Consider an example where I checkout a copy of my team's source code repo and make a branch. I mess around with some ad hoc changes but I want to test them to see if they work in a full end to end Kubeflow run before committing anything. If I build a Docker image from this state of my local copy of the code, nobody else can checkout that code and review it, check for errors, etc. Sure, they can pull my container and try to scrape the code out to see what is different, what my local changes are, but they can't actually generate a real version control diff easily or point to another location of the code (like in the UI of a shared version control tool like GitHub or Bitbucket).

In fact, having "everything in the container" isn't very valuable for reproducibility in that situation, because it means tracking is purely limited to the container itself and someone would have to manually compare the code of that container with a reference branch of source code (hopefully choosing a good reference branch) and use shell commands to generate diffs and so on - very much antithetical to the spirit of reproducibility.

What does Kubeflow recommend doing for a situation like this? How can you use Kubeflow in a way where "reproducibility of ambient training environment" is conceptually separated from "reproducibility of status of the code compared with version control at the moment you initiated training"?

The only two work arounds I can imagine so far are like this:

Never ever manually build containers for use in TFJob config, rather only allow containers that are "officially" built by a CI/CD pipeline. Then institute a strong convention that when someone creates a new model training algorithm, they must create that as a regular branch of the code, go through code review, and merge to a core branch that triggers CI/CD to build a container with it. Additionally, require that all aspects of model training customization are exposed as ENV vars or CLI args that can fully go in the TFJob yaml file later on. After all this, then you can write your TFJob yaml to point at the Docker image published by CI/CD containing your new model training code, and set up all parameters as ENV or embedded as part of commands. This way CI/CD is always responsible for what status of the code is impounded into the Docker image, and lone developers absolutely never are.
If lone developers should have the ability to create ad hoc Docker images for training, then the command section of TFJob yaml should always start off with some equivalent of git clone (or whatever vcs you are using) and explicitly clone the source code, checkout a particular commit or version or branch, do any installations required, and then execute model training commands. This way the TFJob yaml full contains all details about the commit of code used in the Docker image during training and anyone else can checkout that same commit of code. There could be edge cases where someone destroys or rewrites history of the vcs system and the commit / branch / version listed in the TFJob yaml doesn't exist or got mutated, but hopefully that is rare and can be controlled with better VCS policies and practices and doesn't need to be a concern of model training.

1 has the downside that developers can't easily do ad hoc training submissions to Kubeflow and need to PR and merge training routines completely separately from the circumstances when they execute them as jobs, but it has the huge upside that the source code permitted to be inside the Docker image at training time comes from one and only one source, CI/CD publishing the container, that's it, fully able to be mapped backwards to a specific commit for the repo.

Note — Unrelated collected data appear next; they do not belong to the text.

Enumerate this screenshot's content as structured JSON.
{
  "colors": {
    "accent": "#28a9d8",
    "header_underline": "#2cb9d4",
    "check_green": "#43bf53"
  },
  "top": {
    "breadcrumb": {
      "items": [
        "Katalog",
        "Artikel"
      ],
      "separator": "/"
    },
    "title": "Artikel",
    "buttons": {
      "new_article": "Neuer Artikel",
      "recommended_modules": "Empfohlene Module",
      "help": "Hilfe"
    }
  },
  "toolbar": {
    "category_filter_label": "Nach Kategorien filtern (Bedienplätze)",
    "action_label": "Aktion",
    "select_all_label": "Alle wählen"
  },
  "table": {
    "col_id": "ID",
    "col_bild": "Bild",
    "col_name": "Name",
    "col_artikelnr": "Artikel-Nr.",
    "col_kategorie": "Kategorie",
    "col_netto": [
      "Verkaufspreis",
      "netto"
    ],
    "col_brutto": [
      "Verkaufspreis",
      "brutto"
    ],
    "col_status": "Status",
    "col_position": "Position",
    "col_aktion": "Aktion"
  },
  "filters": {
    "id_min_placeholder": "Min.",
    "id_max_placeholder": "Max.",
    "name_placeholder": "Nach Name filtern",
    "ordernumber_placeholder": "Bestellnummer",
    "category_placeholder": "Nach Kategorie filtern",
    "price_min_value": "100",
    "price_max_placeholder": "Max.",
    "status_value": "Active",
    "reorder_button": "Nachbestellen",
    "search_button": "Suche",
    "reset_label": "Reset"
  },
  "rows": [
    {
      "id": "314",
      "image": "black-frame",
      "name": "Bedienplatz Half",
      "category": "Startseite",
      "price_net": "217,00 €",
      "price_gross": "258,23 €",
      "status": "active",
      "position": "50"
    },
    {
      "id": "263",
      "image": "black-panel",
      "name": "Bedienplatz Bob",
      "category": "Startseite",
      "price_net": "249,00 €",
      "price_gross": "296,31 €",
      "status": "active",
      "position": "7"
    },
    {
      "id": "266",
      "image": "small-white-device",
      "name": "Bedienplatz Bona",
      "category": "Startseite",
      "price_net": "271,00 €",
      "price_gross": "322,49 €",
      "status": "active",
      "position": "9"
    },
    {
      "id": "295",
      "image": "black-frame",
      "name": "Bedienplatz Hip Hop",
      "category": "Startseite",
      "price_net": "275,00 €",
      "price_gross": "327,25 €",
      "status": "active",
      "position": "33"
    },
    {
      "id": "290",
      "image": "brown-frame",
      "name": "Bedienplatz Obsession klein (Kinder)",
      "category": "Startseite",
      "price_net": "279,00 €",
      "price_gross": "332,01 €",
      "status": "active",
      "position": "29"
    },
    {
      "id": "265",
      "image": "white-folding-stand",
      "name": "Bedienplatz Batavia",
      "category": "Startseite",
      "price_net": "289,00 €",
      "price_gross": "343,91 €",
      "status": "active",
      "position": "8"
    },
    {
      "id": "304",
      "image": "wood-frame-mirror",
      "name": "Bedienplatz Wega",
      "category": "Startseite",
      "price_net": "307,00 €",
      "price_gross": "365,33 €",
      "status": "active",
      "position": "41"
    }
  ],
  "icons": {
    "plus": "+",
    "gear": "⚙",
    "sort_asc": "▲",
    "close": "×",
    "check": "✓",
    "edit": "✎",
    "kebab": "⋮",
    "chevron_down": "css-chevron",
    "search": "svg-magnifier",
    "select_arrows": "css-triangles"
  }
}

2 has the downside that developers have to copy/paste a bunch of "git clone" equivalent boilerplate to extract a specific commit of code and install it into the environment, creating a lot of bloat in TFJob yaml but it has the up side that developers can do ad hoc Kubeflow training runs for tests or scratch experiments from a local branch and only worry about committing and pushing their changes for the branch, not fully required to go through code review, testing and CI/CD builds before running a job.

Very curious what other people recommend or other patterns in use, because "just shove it all in the Docker image and publish it" totally won't work for real provenance or tracking, since whatever exists inside the container cannot be mapped backwards to a version controlled history of the changes, and creates huge manual burden to scrape code out of these ad hoc Docker images if you need to diff it against a source repo or try to figure out where it diverged from another code version or where errors are.

issue-label-bot[bot] commented 4 years ago

Issue Label Bot is not confident enough to auto-label this issue. See dashboard for more details.

issue-label-bot[bot] commented 4 years ago

Issue Label Bot is not confident enough to auto-label this issue. See dashboard for more details.

jlewi commented 4 years ago

This doesn't seem like an issue specific to Kubeflow or TFJob. I think its a a more general problem of tying back your docker images to the source from which they are built.

The approach I've seen are a combination of the following

Use some form of binary authorization (e.g. BinAuthz on GKE) to ensure only trusted docker images run
Force trusted docker images to be built from a CI/CD pipeline that ensures they are only built from checked in and verified source
Use metadata in the Docker image to point at the source commit it was built form

espears1 commented 4 years ago

@jlewi Thanks for your comment. I think the issue is different from items 1 or 3 in your reply. Those may enforce limitations on container choices or may allow user annotations (similar to experiment metadata Kubeflow already lets a user annotate), but they don't actually enforce any tracking. If you could arrange BinAuthz's notion of trusted container to map 1-1 with a container built from a specified commit of a repo, then perhaps, but it seems quite different than its capabilities right now.

The middle item about forcing trusted containers with CI/CD is the same idea I mentioned in item 1 in my question. But it has the huge downside that roundtrips to submit training jobs are at least as slow as CI/CD processes, probably quite a bit slower, and you must be sure that the entire possible interface of customizable options for training is exposed as ENV or CLI, so that the TFJob yaml serves as a definitive artifact about those choices. In theory you could commit them in the repo, but then any parameter change needs a full roundtrip of CI/CD + rebuild of the container.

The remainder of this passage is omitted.